Tenemos una creciente conciencia del desajuste de nuestros saberes para dar respuesta a las nuevas configuraciones de lo educativo, tanto escolar como no escolar; pero resulta difícil producir una ruptura con el corpus tradicional de saberes que tienen el valor de haber estructurado nuestro modo de ver el mundo de la escuela y que nos desautorizan cuando queremos ensayar algo diferente. Así, aunque hace tiempo que no puede sostenerse, ni en términos teóricos ni en términos políticos, que la homogeneidad escolar sea garantía de igualdad, nos encontramos entrampados en un encierro argumental por el cual cualquier variación del formato escolar es leída como diferenciación educativa y ésta evaluada como productora de desigualdad.


Sobre los alcances de estas consideraciones

Todo lo dicho nos parece estratégico para que el sistema escolar pueda llegar a asegurar los derechos educativos establecidos en nuestras leyes y contribuir a ampliar las formas de participación social en los asuntos públicos. Sin embargo, ¿quién puede afirmar con certeza que la escuela será la que conocemos dentro de –digamos– cincuenta años? Y quien pueda afirmar tal cosa, ¿puede asegurar que, permaneciendo igual a sí misma, la escuela podrá seguir ocupando el lugar estratégico que se le asignó en los últimos cien años en los procesos sociales de institucionalización de la infancia y, más recientemente, de la adolescencia?


 

La escuela es una invención reciente, lo que contrasta con la imagen naturalizada que solemos tener de ella. Los cambios socio-históricos pueden impactar, en el futuro, en la modalidad escolarizada de dar tratamiento a la niñez y la adolescencia. Hoy existen medios de comunicación (en especial, los medios que permiten interacciones virtuales) que no requieren la co-presencia de quien enseña y quien aprende, un supuesto fuerte de la escolarización. El cambio socio-histórico plantea interrogantes acerca de en qué medida la escuela se combinará con otras estrategias de transmisión o será reemplazada por ellas en un futuro indefinido.

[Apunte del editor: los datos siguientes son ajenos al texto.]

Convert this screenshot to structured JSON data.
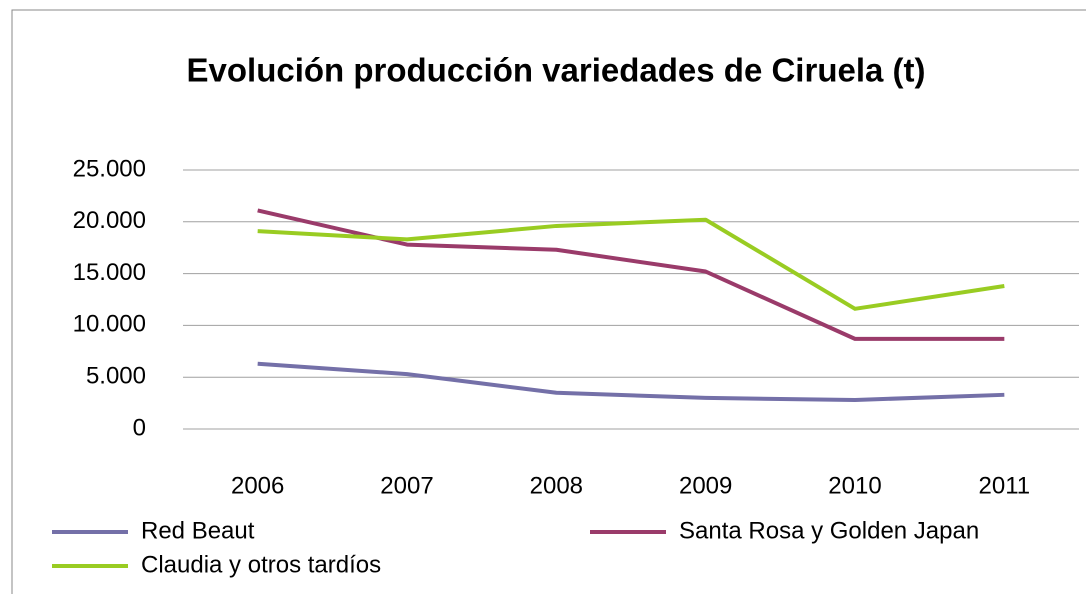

Estos interrogantes atraviesan el presente de la educación no sólo en nuestro país sino en todas las naciones con sistemas educativos altamente institucionalizados como el nuestro, que son los que más dificultades tienen para concretar cambios masivos. Debido a ello, las cuestiones estratégicas seleccionadas en este escrito tienen el límite –entre otros aspectos seguramente controversiales– de haber sido escritas en la lógica del sistema escolar. Se desarrollarán en los próximos años (está sucediendo ya mismo) nuevas formas de lo escolar, y nuevas formas educativas no escolares, influenciadas por la escuela porque muchos de sus actores son producto de ella, pero distanciadas de ella y buscando romper el funcionamiento por defecto de la lógica escolar. Serán tiempos sumamente interesantes, desafiantes, para la escolarización entendida como parte del diseño del desarrollo humano.


 


Por Flavia Terigi Licenciada en Ciencias de la Educación. Profesora UBA/ UNGS/ Normal 7.